Richardson C, Behnke W D, Freisheim J H, Blumenthal K M
Biochim Biophys Acta. 1978 Dec 20;537(2):310-9. doi: 10.1016/0005-2795(78)90514-7.
The complete primary structure of the alpha-subunit of the lectin from the pea (Pisum sativum) has been determined using a combination of tryptic and staphylococcal protease digestion, purification using Sephadex gel filtration and high-voltage electrophoresis followed by either manual or automated Edman degradation. The molecular weight of the alpha-subunit from sequence data and gel filtration in guanidine-HCl is close to 5800, which is lower than that determined by sedimentation equilibrium techniques. The sequence reveals considerable homology to concanavalin A and near identity to the alpha-subunit of the lentil lectin (Lens culenaris). As in the case of the lentil alpha-subunit, the alpha-methyl glucose binding site(s) are not present in this region, nor are the S1 and S2 metal ion binding sites as judged by homology consideration, though the residues for the S3 lanthanide binding (Glu 87 and Asp 136) are conserved from the available data on the alpha- and beta-subunits. Preliminary metal exchange experimens on the intact pea lectin indicate some differnces in the metal exchange properties of this lectin compared to concanavalin A, and therefore possible ligand variations in this region of the beta-subunit.
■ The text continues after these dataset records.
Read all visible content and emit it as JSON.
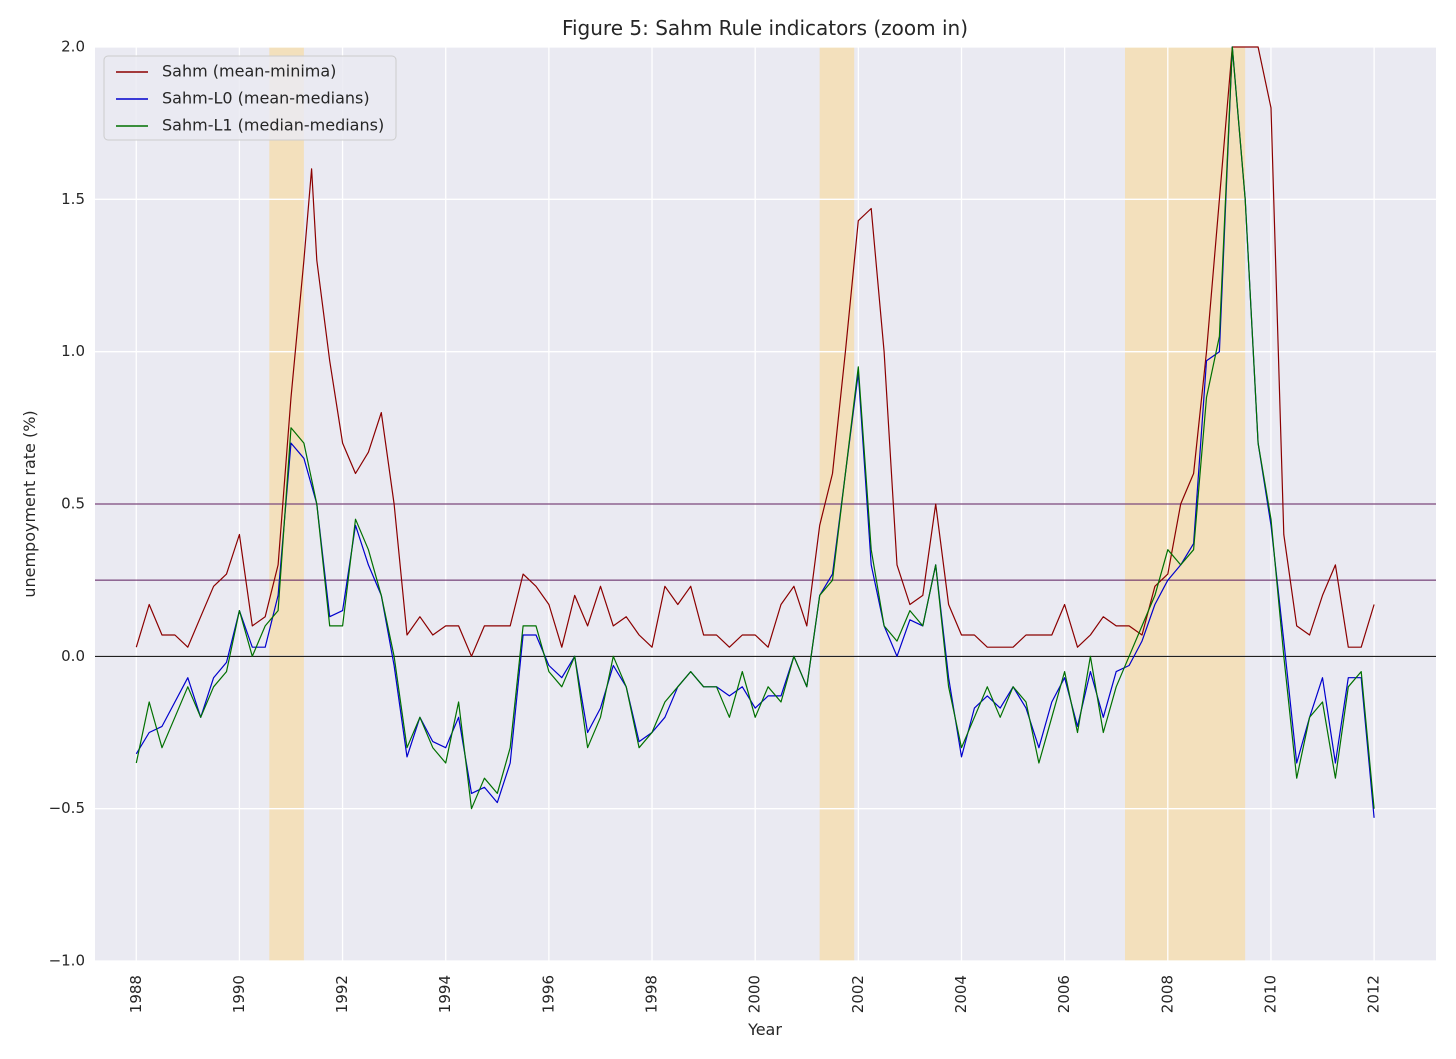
{
  "chart_data": {
    "type": "line",
    "title": "Figure 5: Sahm Rule indicators (zoom in)",
    "xlabel": "Year",
    "ylabel": "unempoyment rate (%)",
    "xlim": [
      1987.2,
      2013.2
    ],
    "ylim": [
      -1.0,
      2.0
    ],
    "xticks": [
      1988,
      1990,
      1992,
      1994,
      1996,
      1998,
      2000,
      2002,
      2004,
      2006,
      2008,
      2010,
      2012
    ],
    "xtick_labels": [
      "1988",
      "1990",
      "1992",
      "1994",
      "1996",
      "1998",
      "2000",
      "2002",
      "2004",
      "2006",
      "2008",
      "2010",
      "2012"
    ],
    "yticks": [
      -1.0,
      -0.5,
      0.0,
      0.5,
      1.0,
      1.5,
      2.0
    ],
    "ytick_labels": [
      "−1.0",
      "−0.5",
      "0.0",
      "0.5",
      "1.0",
      "1.5",
      "2.0"
    ],
    "grid": true,
    "legend_position": "top-left",
    "recessions": [
      [
        1990.58,
        1991.25
      ],
      [
        2001.25,
        2001.92
      ],
      [
        2007.17,
        2009.5
      ]
    ],
    "hlines": [
      {
        "y": 0.5,
        "color": "#5b1a5b"
      },
      {
        "y": 0.25,
        "color": "#5b1a5b"
      },
      {
        "y": 0.0,
        "color": "#000000"
      }
    ],
    "series": [
      {
        "name": "Sahm (mean-minima)",
        "color": "#8b0000",
        "x": [
          1988.0,
          1988.25,
          1988.5,
          1988.75,
          1989.0,
          1989.25,
          1989.5,
          1989.75,
          1990.0,
          1990.25,
          1990.5,
          1990.75,
          1991.0,
          1991.25,
          1991.4,
          1991.5,
          1991.75,
          1992.0,
          1992.25,
          1992.5,
          1992.75,
          1993.0,
          1993.25,
          1993.5,
          1993.75,
          1994.0,
          1994.25,
          1994.5,
          1994.75,
          1995.0,
          1995.25,
          1995.5,
          1995.75,
          1996.0,
          1996.25,
          1996.5,
          1996.75,
          1997.0,
          1997.25,
          1997.5,
          1997.75,
          1998.0,
          1998.25,
          1998.5,
          1998.75,
          1999.0,
          1999.25,
          1999.5,
          1999.75,
          2000.0,
          2000.25,
          2000.5,
          2000.75,
          2001.0,
          2001.25,
          2001.5,
          2001.75,
          2002.0,
          2002.25,
          2002.5,
          2002.75,
          2003.0,
          2003.25,
          2003.5,
          2003.75,
          2004.0,
          2004.25,
          2004.5,
          2004.75,
          2005.0,
          2005.25,
          2005.5,
          2005.75,
          2006.0,
          2006.25,
          2006.5,
          2006.75,
          2007.0,
          2007.25,
          2007.5,
          2007.75,
          2008.0,
          2008.25,
          2008.5,
          2008.75,
          2009.0,
          2009.25,
          2009.5,
          2009.75,
          2010.0,
          2010.25,
          2010.5,
          2010.75,
          2011.0,
          2011.25,
          2011.5,
          2011.75,
          2012.0
        ],
        "y": [
          0.03,
          0.17,
          0.07,
          0.07,
          0.03,
          0.13,
          0.23,
          0.27,
          0.4,
          0.1,
          0.13,
          0.3,
          0.85,
          1.3,
          1.6,
          1.3,
          0.97,
          0.7,
          0.6,
          0.67,
          0.8,
          0.5,
          0.07,
          0.13,
          0.07,
          0.1,
          0.1,
          0.0,
          0.1,
          0.1,
          0.1,
          0.27,
          0.23,
          0.17,
          0.03,
          0.2,
          0.1,
          0.23,
          0.1,
          0.13,
          0.07,
          0.03,
          0.23,
          0.17,
          0.23,
          0.07,
          0.07,
          0.03,
          0.07,
          0.07,
          0.03,
          0.17,
          0.23,
          0.1,
          0.43,
          0.6,
          1.0,
          1.43,
          1.47,
          1.0,
          0.3,
          0.17,
          0.2,
          0.5,
          0.17,
          0.07,
          0.07,
          0.03,
          0.03,
          0.03,
          0.07,
          0.07,
          0.07,
          0.17,
          0.03,
          0.07,
          0.13,
          0.1,
          0.1,
          0.07,
          0.23,
          0.27,
          0.5,
          0.6,
          1.0,
          1.5,
          2.0,
          2.0,
          2.0,
          1.8,
          0.4,
          0.1,
          0.07,
          0.2,
          0.3,
          0.03,
          0.03,
          0.17
        ]
      },
      {
        "name": "Sahm-L0 (mean-medians)",
        "color": "#0000cd",
        "x": [
          1988.0,
          1988.25,
          1988.5,
          1988.75,
          1989.0,
          1989.25,
          1989.5,
          1989.75,
          1990.0,
          1990.25,
          1990.5,
          1990.75,
          1991.0,
          1991.25,
          1991.5,
          1991.75,
          1992.0,
          1992.25,
          1992.5,
          1992.75,
          1993.0,
          1993.25,
          1993.5,
          1993.75,
          1994.0,
          1994.25,
          1994.5,
          1994.75,
          1995.0,
          1995.25,
          1995.5,
          1995.75,
          1996.0,
          1996.25,
          1996.5,
          1996.75,
          1997.0,
          1997.25,
          1997.5,
          1997.75,
          1998.0,
          1998.25,
          1998.5,
          1998.75,
          1999.0,
          1999.25,
          1999.5,
          1999.75,
          2000.0,
          2000.25,
          2000.5,
          2000.75,
          2001.0,
          2001.25,
          2001.5,
          2001.75,
          2002.0,
          2002.25,
          2002.5,
          2002.75,
          2003.0,
          2003.25,
          2003.5,
          2003.75,
          2004.0,
          2004.25,
          2004.5,
          2004.75,
          2005.0,
          2005.25,
          2005.5,
          2005.75,
          2006.0,
          2006.25,
          2006.5,
          2006.75,
          2007.0,
          2007.25,
          2007.5,
          2007.75,
          2008.0,
          2008.25,
          2008.5,
          2008.75,
          2009.0,
          2009.25,
          2009.5,
          2009.75,
          2010.0,
          2010.25,
          2010.5,
          2010.75,
          2011.0,
          2011.25,
          2011.5,
          2011.75,
          2012.0
        ],
        "y": [
          -0.32,
          -0.25,
          -0.23,
          -0.15,
          -0.07,
          -0.2,
          -0.07,
          -0.02,
          0.15,
          0.03,
          0.03,
          0.2,
          0.7,
          0.65,
          0.5,
          0.13,
          0.15,
          0.43,
          0.3,
          0.2,
          -0.03,
          -0.33,
          -0.2,
          -0.28,
          -0.3,
          -0.2,
          -0.45,
          -0.43,
          -0.48,
          -0.35,
          0.07,
          0.07,
          -0.03,
          -0.07,
          0.0,
          -0.25,
          -0.17,
          -0.03,
          -0.1,
          -0.28,
          -0.25,
          -0.2,
          -0.1,
          -0.05,
          -0.1,
          -0.1,
          -0.13,
          -0.1,
          -0.17,
          -0.13,
          -0.13,
          0.0,
          -0.1,
          0.2,
          0.27,
          0.6,
          0.93,
          0.3,
          0.1,
          0.0,
          0.12,
          0.1,
          0.3,
          -0.07,
          -0.33,
          -0.17,
          -0.13,
          -0.17,
          -0.1,
          -0.17,
          -0.3,
          -0.15,
          -0.07,
          -0.23,
          -0.05,
          -0.2,
          -0.05,
          -0.03,
          0.05,
          0.17,
          0.25,
          0.3,
          0.37,
          0.97,
          1.0,
          2.0,
          1.5,
          0.7,
          0.43,
          0.05,
          -0.35,
          -0.2,
          -0.07,
          -0.35,
          -0.07,
          -0.07,
          -0.53
        ]
      },
      {
        "name": "Sahm-L1 (median-medians)",
        "color": "#007000",
        "x": [
          1988.0,
          1988.25,
          1988.5,
          1988.75,
          1989.0,
          1989.25,
          1989.5,
          1989.75,
          1990.0,
          1990.25,
          1990.5,
          1990.75,
          1991.0,
          1991.25,
          1991.5,
          1991.75,
          1992.0,
          1992.25,
          1992.5,
          1992.75,
          1993.0,
          1993.25,
          1993.5,
          1993.75,
          1994.0,
          1994.25,
          1994.5,
          1994.75,
          1995.0,
          1995.25,
          1995.5,
          1995.75,
          1996.0,
          1996.25,
          1996.5,
          1996.75,
          1997.0,
          1997.25,
          1997.5,
          1997.75,
          1998.0,
          1998.25,
          1998.5,
          1998.75,
          1999.0,
          1999.25,
          1999.5,
          1999.75,
          2000.0,
          2000.25,
          2000.5,
          2000.75,
          2001.0,
          2001.25,
          2001.5,
          2001.75,
          2002.0,
          2002.25,
          2002.5,
          2002.75,
          2003.0,
          2003.25,
          2003.5,
          2003.75,
          2004.0,
          2004.25,
          2004.5,
          2004.75,
          2005.0,
          2005.25,
          2005.5,
          2005.75,
          2006.0,
          2006.25,
          2006.5,
          2006.75,
          2007.0,
          2007.25,
          2007.5,
          2007.75,
          2008.0,
          2008.25,
          2008.5,
          2008.75,
          2009.0,
          2009.25,
          2009.5,
          2009.75,
          2010.0,
          2010.25,
          2010.5,
          2010.75,
          2011.0,
          2011.25,
          2011.5,
          2011.75,
          2012.0
        ],
        "y": [
          -0.35,
          -0.15,
          -0.3,
          -0.2,
          -0.1,
          -0.2,
          -0.1,
          -0.05,
          0.15,
          0.0,
          0.1,
          0.15,
          0.75,
          0.7,
          0.5,
          0.1,
          0.1,
          0.45,
          0.35,
          0.2,
          0.0,
          -0.3,
          -0.2,
          -0.3,
          -0.35,
          -0.15,
          -0.5,
          -0.4,
          -0.45,
          -0.3,
          0.1,
          0.1,
          -0.05,
          -0.1,
          0.0,
          -0.3,
          -0.2,
          0.0,
          -0.1,
          -0.3,
          -0.25,
          -0.15,
          -0.1,
          -0.05,
          -0.1,
          -0.1,
          -0.2,
          -0.05,
          -0.2,
          -0.1,
          -0.15,
          0.0,
          -0.1,
          0.2,
          0.25,
          0.6,
          0.95,
          0.35,
          0.1,
          0.05,
          0.15,
          0.1,
          0.3,
          -0.1,
          -0.3,
          -0.2,
          -0.1,
          -0.2,
          -0.1,
          -0.15,
          -0.35,
          -0.2,
          -0.05,
          -0.25,
          0.0,
          -0.25,
          -0.1,
          0.0,
          0.1,
          0.2,
          0.35,
          0.3,
          0.35,
          0.85,
          1.05,
          2.0,
          1.5,
          0.7,
          0.45,
          0.0,
          -0.4,
          -0.2,
          -0.15,
          -0.4,
          -0.1,
          -0.05,
          -0.5
        ]
      }
    ]
  }
}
通过胰蛋白酶和葡萄球菌蛋白酶消化相结合、利用葡聚糖凝胶过滤和高压电泳进行纯化,随后进行手动或自动的埃德曼降解,已确定了豌豆(Pisum sativum)凝集素α亚基的完整一级结构。根据序列数据和在盐酸胍中的凝胶过滤,α亚基的分子量接近5800,低于通过沉降平衡技术测定的分子量。该序列显示与伴刀豆球蛋白A有相当的同源性,与小扁豆凝集素(Lens culenaris)的α亚基几乎相同。与小扁豆α亚基的情况一样,该区域不存在α-甲基葡萄糖结合位点,根据同源性考虑,也不存在S1和S2金属离子结合位点,不过从α亚基和β亚基的现有数据来看,S3镧系元素结合位点的残基(Glu 87和Asp 136)是保守的。对完整豌豆凝集素进行的初步金属交换实验表明,与伴刀豆球蛋白A相比,该凝集素的金属交换特性存在一些差异,因此β亚基的该区域可能存在配体差异。